Checklist praktis saat memilih penyedia terdiri dari beberapa pertanyaan. Dari mana asal IP dan bagaimana persetujuan pemiliknya diperoleh? Apakah ada audit independen terhadap sumber (seperti dalam kasus Bright Data yang merujuk pada PwC)? Apakah jenis proxy transparan dan apakah kumpulan dipisahkan — residensial, seluler, pusat data — untuk tugas yang berbeda? Untuk skenario sensitif seperti multi-akuntansi dan bekerja dengan aplikasi seluler, proxy seluler memberikan jejak yang paling "hidup", sementara untuk pengambilan data massal lebih bijaksana untuk menggabungkan proxy residensial dengan rotasi untuk tugas geo tertentu. Penting untuk tidak hanya melihat "berapa juta IP yang diumumkan", tetapi seberapa bersih, konsisten, dan legal alamat tersebut diperoleh.

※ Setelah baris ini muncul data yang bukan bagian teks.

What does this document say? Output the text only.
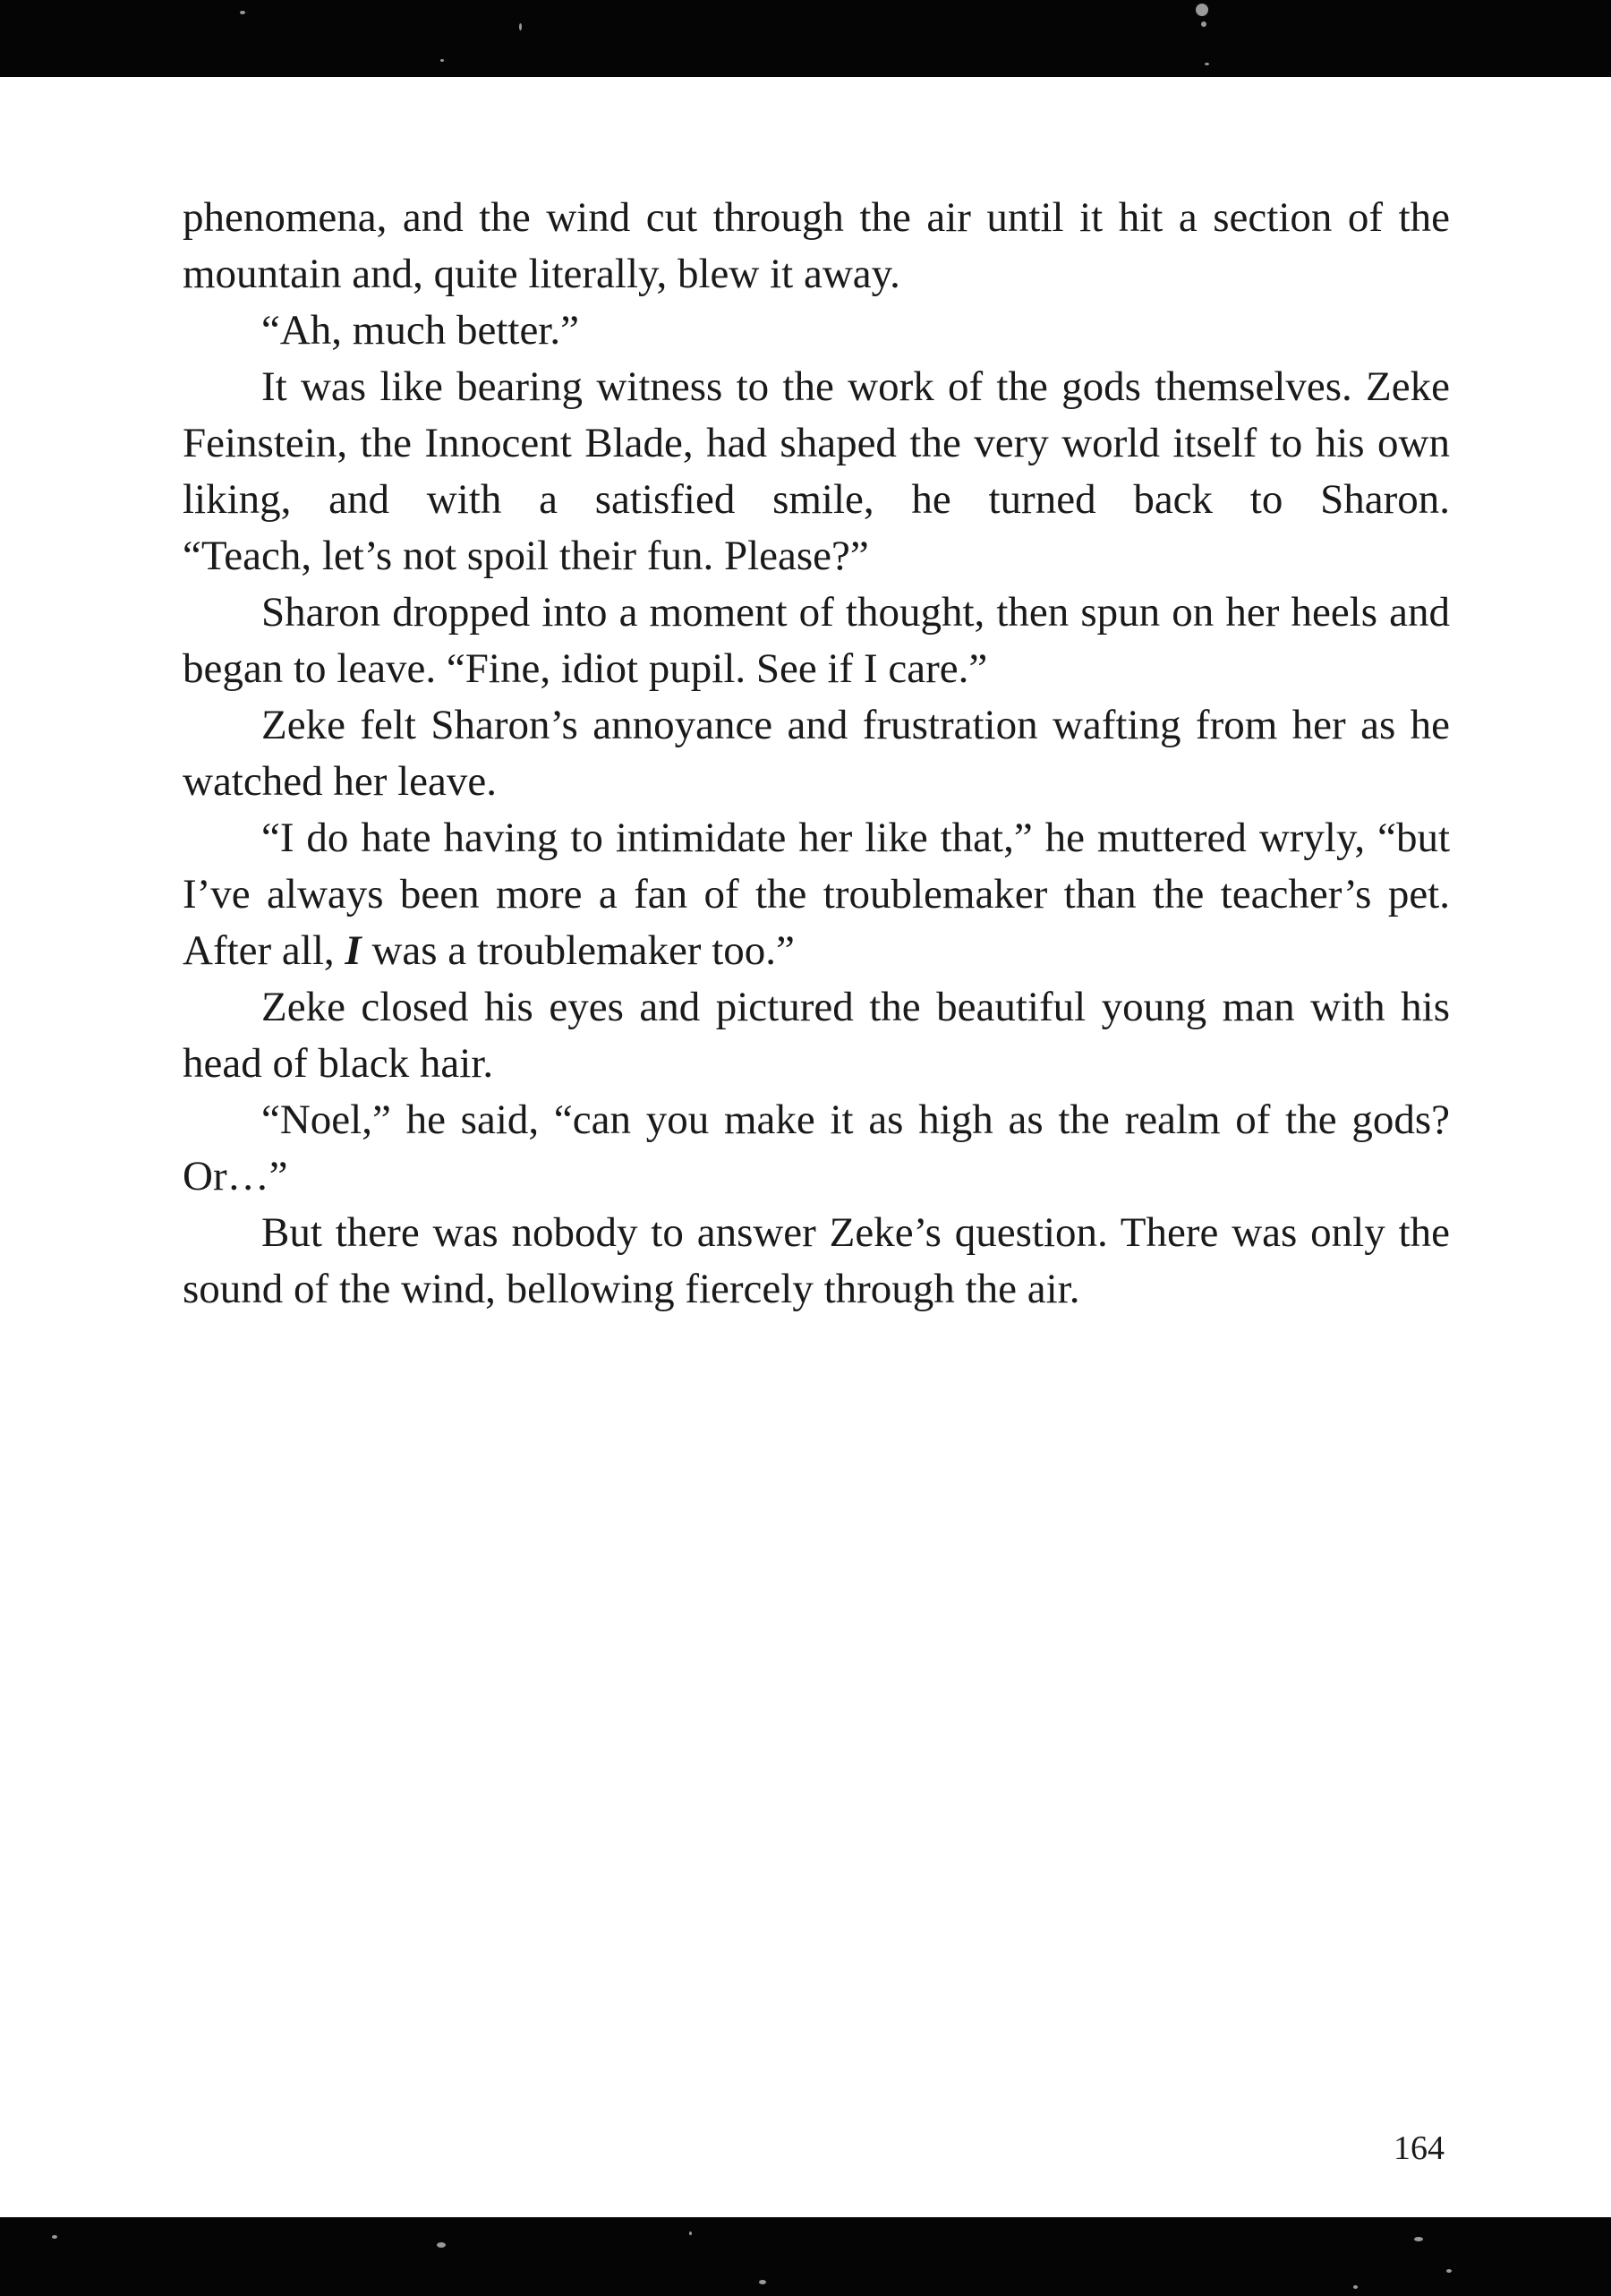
phenomena, and the wind cut through the air until it hit a section of the mountain and, quite literally, blew it away.

“Ah, much better.”

It was like bearing witness to the work of the gods themselves. Zeke Feinstein, the Innocent Blade, had shaped the very world itself to his own liking, and with a satisfied smile, he turned back to Sharon.

“Teach, let’s not spoil their fun. Please?”

Sharon dropped into a moment of thought, then spun on her heels and began to leave. “Fine, idiot pupil. See if I care.”

Zeke felt Sharon’s annoyance and frustration wafting from her as he watched her leave.

“I do hate having to intimidate her like that,” he muttered wryly, “but I’ve always been more a fan of the troublemaker than the teacher’s pet. After all, I was a troublemaker too.”

Zeke closed his eyes and pictured the beautiful young man with his head of black hair.

“Noel,” he said, “can you make it as high as the realm of the gods? Or…”

But there was nobody to answer Zeke’s question. There was only the sound of the wind, bellowing fiercely through the air.

164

Bagaimana melindungi perangkat Anda sendiri

Jika Anda berada di sisi lain — hanya pemilik Smart TV atau ponsel — kebersihan minimal terlihat seperti ini. Di tingkat jaringan, analisis merekomendasikan untuk memblokir domain SDK: proxyjs.brdtnet.com, proxyjs.luminatinet.com, proxyjs.bright-sdk.com, clientsdk.bright-sdk.com, clientsdk.brdtnet.com — misalnya, melalui pemfilteran DNS di router atau Pi-hole. Menurut penelitian, memblokir alamat-alamat ini menghentikan perangkat berfungsi sebagai relay, tanpa mempengaruhi layanan berbayar Bright Data yang beroperasi di alamat lain. Dan, seperti yang disarankan FBI, sangat penting untuk memperhatikan aplikasi "gratis" yang Anda instal: konten gratis yang tidak Anda bayar dengan uang sering kali dibayar dengan alamat IP dan lalu lintas Anda.

Kesimpulan

Analisis Include Security bukanlah "pengungkapan satu perusahaan", tetapi sinar-X dari seluruh pasar proxy residensial: permintaan untuk IP rumah yang hidup sangat besar, sehingga mereka dikumpulkan dari mana saja, bahkan dari televisi di ruang tamu, dan batas antara "persetujuan sukarela" dan botnet tersembunyi ternyata lebih tipis daripada yang diinginkan. Bagi mereka yang membeli proxy secara profesional, ini adalah alasan untuk berhenti hanya melihat harga per gigabyte dan mulai bertanya tentang asal IP. Jaringan yang bersih dan transparan bukanlah pemasaran, tetapi syarat langsung agar pengambilan data Anda tidak terblokir dan tidak menjadi bagian dari cerita hukum orang lain.